Once in a while, I check up on ex-Canadian immigrant, ex-South African, libertarian, non-practicing Jew, columnist and author Ilana Mercer, who, in my humble opinion, has a mediocre writing style, which is full of jarring alliterations, although that is less so now. But she couldn't help a "by bombs and boycotts" in her latest blog post.
She is a writer at WorldNet Daily, although a while ago I noted that she was off their roster until she returned with somewhat subdued pieces. She was also part of that Alternative Right group, which ended up being an anti-Semitic site, and she hasn't written for them in over a year.
She writes on a recent post at her blog:
"I’m an individualist, not a racialist."
Then she proceeds to advertise her book, Into the Cannibal’s Pot: Lessons for America from Post-Apartheid South Africa, which is about how black-run South Africa is not working. Why conjure up the inflammatory image of a cannibal's pot? Why not find a clear-cut way of saying that black leaders are failing, and even destroying, South Africa, and are in danger of doing the same in America?
And even the book design, with black hand prints (it could be mud prints) soiling the white body of a naked woman, is not the neutral individualist's perspective she is trying to convey in her blog statement. It is aggressive and confrontational.

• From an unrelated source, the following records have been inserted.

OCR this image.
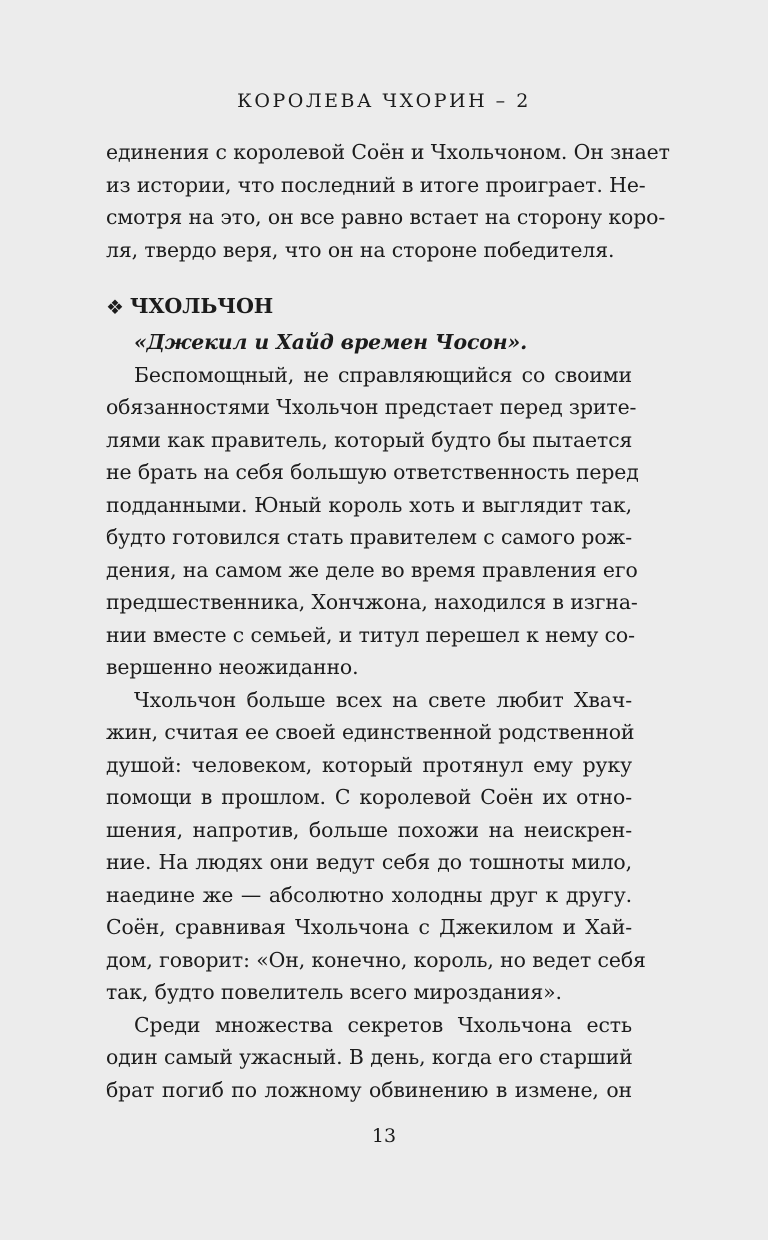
КОРОЛЕВА ЧХОРИН – 2
единения с королевой Соён и Чхольчоном. Он знает
из истории, что последний в итоге проиграет. Не-
смотря на это, он все равно встает на сторону коро-
ля, твердо веря, что он на стороне победителя.
❖ ЧХОЛЬЧОН
«Джекил и Хайд времен Чосон».
Беспомощный, не справляющийся со своими
обязанностями Чхольчон предстает перед зрите-
лями как правитель, который будто бы пытается
не брать на себя большую ответственность перед
подданными. Юный король хоть и выглядит так,
будто готовился стать правителем с самого рож-
дения, на самом же деле во время правления его
предшественника, Хончжона, находился в изгна-
нии вместе с семьей, и титул перешел к нему со-
вершенно неожиданно.
Чхольчон больше всех на свете любит Хвач-
жин, считая ее своей единственной родственной
душой: человеком, который протянул ему руку
помощи в прошлом. С королевой Соён их отно-
шения, напротив, больше похожи на неискрен-
ние. На людях они ведут себя до тошноты мило,
наедине же — абсолютно холодны друг к другу.
Соён, сравнивая Чхольчона с Джекилом и Хай-
дом, говорит: «Он, конечно, король, но ведет себя
так, будто повелитель всего мироздания».
Среди множества секретов Чхольчона есть
один самый ужасный. В день, когда его старший
брат погиб по ложному обвинению в измене, он
13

I'm not suggesting that Mercer tone-down the truth, but upping the ante with incendiary imagery, and race-loaded phrases, while talking the smooth talk of neutrality, is hypocritical.
I'm not sure why she needs to adamantly emphasize her individualism, since it is clear by now that her libertarian position informs many of her opinions.
But, of course, it is to contrast it with grouping people into racial categories, which to her is racialist, i.e. racist, which is the most evil thing a modern person can be. So she has antagonistically divided the world into racial groups, but she won't get her hands dirty and will remain the sacrosanct individual.
What we aspire most from writers, truth and discernment, becomes contradictions and in effect lies, when in the hands of writers like Mercer.